Antes de entrar no Jornalismo da PUC, por influência da minha mãe, a dona Etna, sempre li muito e escutei muito rádio. Lia os clássicos - tinha até carnê da Globo e Sulina - e os jornais, especialmente a Folha da Manhã e o Correio do Povo. Revistas.

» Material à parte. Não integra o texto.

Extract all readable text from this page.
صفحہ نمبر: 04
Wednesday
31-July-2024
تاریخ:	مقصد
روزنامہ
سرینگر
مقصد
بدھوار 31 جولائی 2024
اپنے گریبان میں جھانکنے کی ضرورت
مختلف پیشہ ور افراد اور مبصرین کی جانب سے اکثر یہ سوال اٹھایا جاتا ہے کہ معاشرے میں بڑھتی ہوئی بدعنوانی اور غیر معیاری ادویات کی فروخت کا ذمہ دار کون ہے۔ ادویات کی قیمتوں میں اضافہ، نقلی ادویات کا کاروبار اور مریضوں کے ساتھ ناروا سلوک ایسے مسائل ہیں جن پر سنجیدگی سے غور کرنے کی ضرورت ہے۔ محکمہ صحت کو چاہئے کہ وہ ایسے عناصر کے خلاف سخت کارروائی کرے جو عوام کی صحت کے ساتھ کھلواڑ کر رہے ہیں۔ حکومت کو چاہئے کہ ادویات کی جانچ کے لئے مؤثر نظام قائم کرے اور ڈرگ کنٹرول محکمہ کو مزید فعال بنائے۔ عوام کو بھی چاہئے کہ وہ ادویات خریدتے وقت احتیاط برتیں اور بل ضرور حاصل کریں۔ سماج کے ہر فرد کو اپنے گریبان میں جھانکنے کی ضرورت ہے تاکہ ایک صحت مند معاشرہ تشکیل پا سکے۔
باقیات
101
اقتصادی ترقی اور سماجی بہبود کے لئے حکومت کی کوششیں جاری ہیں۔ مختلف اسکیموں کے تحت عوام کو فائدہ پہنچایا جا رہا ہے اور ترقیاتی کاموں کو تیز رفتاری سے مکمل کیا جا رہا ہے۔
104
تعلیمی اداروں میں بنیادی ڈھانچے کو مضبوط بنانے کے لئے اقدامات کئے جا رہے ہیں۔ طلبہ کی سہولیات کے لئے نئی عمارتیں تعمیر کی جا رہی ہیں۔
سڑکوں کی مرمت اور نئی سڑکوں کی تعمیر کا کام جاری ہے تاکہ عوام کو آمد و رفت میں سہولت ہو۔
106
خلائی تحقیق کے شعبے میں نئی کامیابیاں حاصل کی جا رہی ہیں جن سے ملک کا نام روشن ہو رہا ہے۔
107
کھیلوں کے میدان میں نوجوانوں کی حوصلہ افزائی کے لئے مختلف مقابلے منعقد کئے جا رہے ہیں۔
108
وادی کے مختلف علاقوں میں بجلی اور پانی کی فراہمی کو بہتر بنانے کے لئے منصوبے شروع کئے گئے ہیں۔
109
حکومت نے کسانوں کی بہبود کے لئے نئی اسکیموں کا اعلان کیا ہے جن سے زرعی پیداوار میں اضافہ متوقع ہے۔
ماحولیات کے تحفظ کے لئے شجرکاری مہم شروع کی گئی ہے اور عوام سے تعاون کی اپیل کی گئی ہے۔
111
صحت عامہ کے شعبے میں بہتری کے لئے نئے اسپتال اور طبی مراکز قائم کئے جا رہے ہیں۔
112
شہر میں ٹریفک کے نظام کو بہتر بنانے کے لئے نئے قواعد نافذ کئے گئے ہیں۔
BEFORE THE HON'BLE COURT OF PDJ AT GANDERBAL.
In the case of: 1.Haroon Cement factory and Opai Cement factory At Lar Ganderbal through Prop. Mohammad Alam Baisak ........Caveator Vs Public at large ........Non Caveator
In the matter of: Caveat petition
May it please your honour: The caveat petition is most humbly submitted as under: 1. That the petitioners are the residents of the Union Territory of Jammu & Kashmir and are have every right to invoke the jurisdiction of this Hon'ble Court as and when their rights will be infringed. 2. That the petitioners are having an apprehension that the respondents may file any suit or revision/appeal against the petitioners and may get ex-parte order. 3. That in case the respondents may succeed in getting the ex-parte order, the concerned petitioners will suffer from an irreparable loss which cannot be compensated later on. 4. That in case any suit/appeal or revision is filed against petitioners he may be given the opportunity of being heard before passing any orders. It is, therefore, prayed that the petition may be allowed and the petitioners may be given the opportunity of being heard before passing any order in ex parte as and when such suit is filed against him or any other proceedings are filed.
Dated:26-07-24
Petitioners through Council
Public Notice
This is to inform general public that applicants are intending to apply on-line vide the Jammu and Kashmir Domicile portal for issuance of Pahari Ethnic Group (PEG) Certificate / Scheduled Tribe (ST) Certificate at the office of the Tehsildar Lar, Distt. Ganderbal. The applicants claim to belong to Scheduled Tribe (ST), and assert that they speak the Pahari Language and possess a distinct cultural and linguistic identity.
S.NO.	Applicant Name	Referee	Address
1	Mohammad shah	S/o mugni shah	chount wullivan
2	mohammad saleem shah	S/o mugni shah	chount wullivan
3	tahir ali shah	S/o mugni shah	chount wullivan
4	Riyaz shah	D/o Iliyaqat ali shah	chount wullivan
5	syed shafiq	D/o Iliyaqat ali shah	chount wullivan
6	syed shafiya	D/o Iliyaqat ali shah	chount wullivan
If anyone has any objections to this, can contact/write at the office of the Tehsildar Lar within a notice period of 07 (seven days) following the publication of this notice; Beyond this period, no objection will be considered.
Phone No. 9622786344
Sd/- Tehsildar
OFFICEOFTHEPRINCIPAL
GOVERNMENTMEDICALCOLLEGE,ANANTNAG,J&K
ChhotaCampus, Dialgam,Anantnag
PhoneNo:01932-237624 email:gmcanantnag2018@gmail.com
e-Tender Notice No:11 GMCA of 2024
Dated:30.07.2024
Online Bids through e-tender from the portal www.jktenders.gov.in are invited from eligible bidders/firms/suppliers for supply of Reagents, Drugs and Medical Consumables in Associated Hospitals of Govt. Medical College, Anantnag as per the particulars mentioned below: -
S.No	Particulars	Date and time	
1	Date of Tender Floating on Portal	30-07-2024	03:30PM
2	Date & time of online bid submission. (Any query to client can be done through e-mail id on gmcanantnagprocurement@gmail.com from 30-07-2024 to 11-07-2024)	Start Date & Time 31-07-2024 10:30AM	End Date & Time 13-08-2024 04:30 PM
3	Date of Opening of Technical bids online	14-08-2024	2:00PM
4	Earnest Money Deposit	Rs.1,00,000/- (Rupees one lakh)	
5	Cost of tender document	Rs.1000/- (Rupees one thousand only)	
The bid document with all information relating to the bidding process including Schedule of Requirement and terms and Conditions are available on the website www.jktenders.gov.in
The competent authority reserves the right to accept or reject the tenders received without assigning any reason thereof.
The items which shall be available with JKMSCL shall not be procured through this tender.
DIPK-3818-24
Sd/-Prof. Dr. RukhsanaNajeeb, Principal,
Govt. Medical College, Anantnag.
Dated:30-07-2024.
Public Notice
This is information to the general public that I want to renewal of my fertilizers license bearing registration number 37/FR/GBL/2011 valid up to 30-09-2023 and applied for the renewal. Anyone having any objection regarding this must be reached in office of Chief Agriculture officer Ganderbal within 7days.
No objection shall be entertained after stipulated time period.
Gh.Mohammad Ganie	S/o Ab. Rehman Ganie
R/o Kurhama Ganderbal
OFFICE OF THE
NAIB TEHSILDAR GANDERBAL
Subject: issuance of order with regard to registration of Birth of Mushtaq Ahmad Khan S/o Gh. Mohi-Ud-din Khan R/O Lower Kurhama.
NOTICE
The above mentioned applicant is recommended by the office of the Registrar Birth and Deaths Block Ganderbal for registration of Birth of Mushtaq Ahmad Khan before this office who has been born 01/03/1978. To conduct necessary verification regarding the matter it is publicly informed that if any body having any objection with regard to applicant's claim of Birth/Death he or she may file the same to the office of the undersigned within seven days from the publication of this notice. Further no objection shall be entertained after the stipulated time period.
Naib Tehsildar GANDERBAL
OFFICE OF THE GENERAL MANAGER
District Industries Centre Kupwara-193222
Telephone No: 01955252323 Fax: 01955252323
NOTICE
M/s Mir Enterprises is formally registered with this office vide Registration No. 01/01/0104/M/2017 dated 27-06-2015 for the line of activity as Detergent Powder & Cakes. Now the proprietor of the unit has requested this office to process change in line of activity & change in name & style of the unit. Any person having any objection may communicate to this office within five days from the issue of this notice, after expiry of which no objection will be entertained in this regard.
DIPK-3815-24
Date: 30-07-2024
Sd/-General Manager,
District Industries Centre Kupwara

As rádios que tinham jornalismo... era uma obrigação escutarmos o noticiário apresentado pelo José Aldair.
Fui fazendo a seleção dos que mais gostava, desde o tempo do científico no Champagnat até o início da Faculdade, passando pelo cursinho IPV.
Sem me preocupar com a época, digo que gostava muito do Luis Fernando Verissimo, Ibsen Pinheiro, Janer Cristaldo, Rogério Mendelski, Cândido Norberto, Darci Filho, Flávio Alcaraz Gomes, José Fogaça, Bibo Nunes, Clóvis Duarte, Tânia Carvalho, Paulo Raymundo Gasparotto, Cascalho Contursi, Discocuecas, Maria do Carmo Bueno, Haroldo de Souza, Ruy Carlos Ostermann, entre outros que também faziam jornalismo.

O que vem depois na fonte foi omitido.